A smentire la possibilità che nella Chiesa odierna vi siano due Papi è lo stesso Benedetto, il pontefice emerito, che ha sempre dichiarato «incondizionata reverenza e obbedienza» all’attuale Vescovo di Roma e ieri ha eliminato ogni equivoco, chiedendo di togliere il proprio nome sia dalla copertina sia dall’introduzione e dalle conclusioni dal volume del cardinal Robert Sarah sul celibato dei preti al quale aveva concesso un proprio saggio (uniche pagine che intende firmare). Questa chiarezza era indispensabile, così il lettore sa e comprende quale sia la posizione di Benedetto XVI e quanto invece non gli appartenga, perché scritto e divulgato da altri.
Finiscono con l’alimentare la falsa mitologia dei due Papi sia quelle rappresentazioni che sottolineano amicizia e continuità fra i due personaggi in questione, senza evidenziare l’obbedienza dell’emerito all’attuale Papa, ma molto più quelle che li contrappongono in maniera subdola e ideologicamente contrassegnata.
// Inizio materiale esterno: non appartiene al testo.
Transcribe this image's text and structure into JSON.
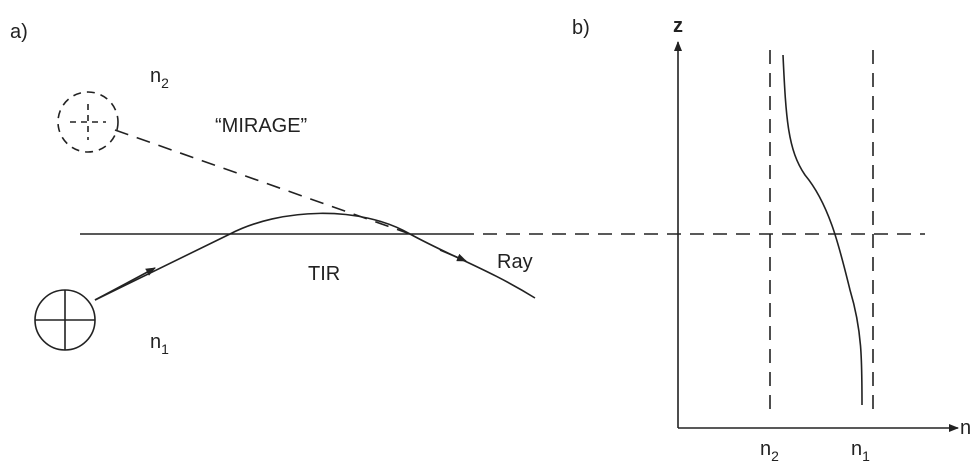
{
  "panel_a": {
    "label": "a)",
    "medium_top": {
      "base": "n",
      "sub": "2"
    },
    "mirage": "“MIRAGE”",
    "tir": "TIR",
    "ray": "Ray",
    "medium_bottom": {
      "base": "n",
      "sub": "1"
    }
  },
  "panel_b": {
    "label": "b)",
    "y_axis": "z",
    "x_axis": "n",
    "tick_left": {
      "base": "n",
      "sub": "2"
    },
    "tick_right": {
      "base": "n",
      "sub": "1"
    }
  }
}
La riflessione si impone, perché i credenti non vengano disorientati più di quanto non siano dal contesto culturale e sociale in cui vivono.
Il Papa è il segno tangibile e concreto dell’unità della Chiesa, altro ruolo oltre questo non gli compete. In questo senso non può essere che uno e unico. Le epoche, da questo punto di vista certamente buie, in cui sono convissuti contemporaneamente Papi e antipapi, non hanno prodotto nulla di buono per il tessuto ecclesiale e spirituale della comunità credente. E solo quando qualcuno, come Giovanni XXIII (l’antipapa quattrocentesco), ha saputo con umiltà farsi da parte, si è ricostituita l’unità ecclesiale e ha ripreso vigore l’evangelo nel mondo.
Senza questo unico segno di unità, il cristianesimo vivrebbe una frammentazione devastante e la divisione regnerebbe sovrana, laddove al contrario, nella lettera agli Efesini leggiamo che «vi è [e quindi vi deve essere] un corpo solo e un solo Spirito, come pure siete stati chiamati a una sola speranza, quella della vostra vocazione. V’è un solo Signore, una sola fede, un solo battesimo, un solo Dio e Padre di tutti, che è al di sopra di tutti, fra tutti e in tutti» (4, 4-6). Il dualismo non appartiene al cristianesimo cattolico, e quindi neanche alla fede cristiana tout court, è piuttosto frutto dello gnosticismo storico e perenne, che costituisce una costante tentazione per coloro che credono.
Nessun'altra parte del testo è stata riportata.